A spokesman for the German Foreign Ministry was skeptical that the resignation would be enough to change the European Union’s isolation of Austria, adding, “Our position is unchanged.”

The United States said it would closely monitor developments.

Haider’s resignation “doesn’t change our concerns. The Freedom Party is still part of the government,” said State Department spokesman James Rubin.

“We will react swiftly and firmly to any statements or actions suggesting sympathy with Nazi-era policies, or that express racism, xenophobia or anti- Semitism,” he said.

Haider denied that he was stepping down as the result of political pressure.

“We are accustomed to making our own decisions,” he said.

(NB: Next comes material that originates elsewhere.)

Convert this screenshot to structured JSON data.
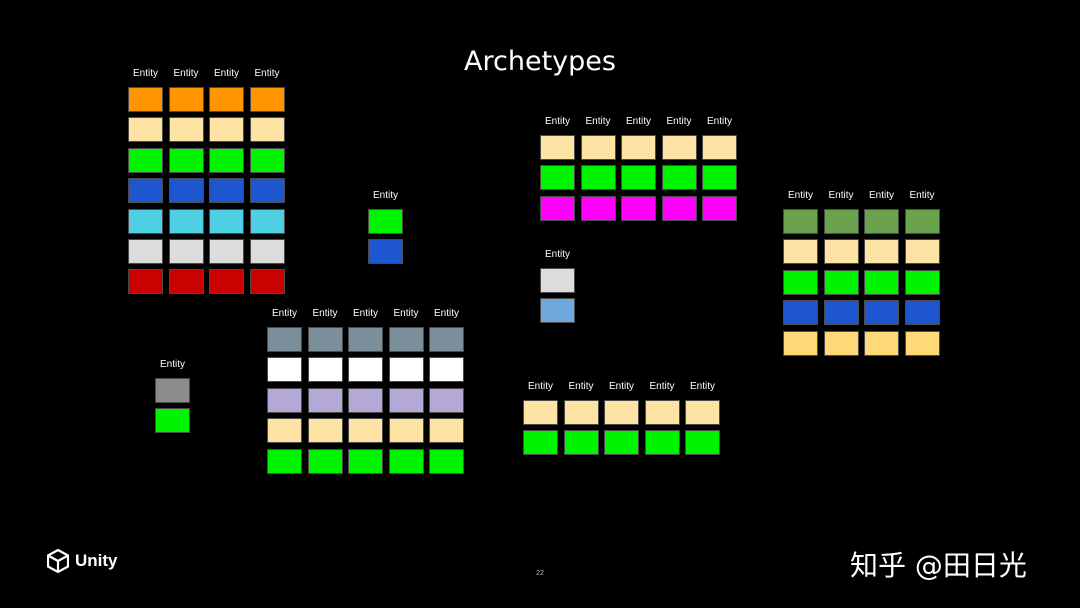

For most Austrians, the charismatic 50-year-old politician is the embodiment of the FPO.

Haider took over party leadership in 1986 and, with his populist policies playing on xenophobia and promising a return to traditional values, transformed the party from a minuscule political force into the country’s second largest party.

He said his resignation was intended to dispel speculation that he was pulling the strings from Carinthia, but friends and foes alike said Haider certainly will continue to wield political power.

“His influence will still be felt in the party — and this is for the good,” Peter Sichrovsky, an FPO member of the European Parliament and one of the few Austrian Jews known to support the party, told the BBC.

He called foreign reaction to Haider “hysteria” that “no one takes seriously.”

Sichrovsky, who before he associated with Haider authored a best-selling book, “Born Guilty,” about the children of Nazis, praised Haider and the FPO for “ending a thoroughly corrupt regime.”

“Change is the basis of democracy,” he said. “We are the second and third generations after the war — we are responsible for our democracy.”

Many commentators said Haider’s decision could actually be designed as a means for him to consolidate power.

Vienna’s conservative Die Presse newspaper called it a shrewd move that would enable him to distance himself from unpopular government decisions such as planned tax increases and to position himself for the next election, due within four years.

BBC correspondent Katya Adler agreed, noting that while the FPO made a strong showing as an opposition party, it so far has made “a feeble impression in government, breaking several of its key election promises, such as not to increase taxes or raise the minimum pension age.”

By remaining nominally based in Carinthia, Haider can also disassociate himself from errors committed by the FPO ministers in government, who have been branded “a gang of amateurs” by opponents.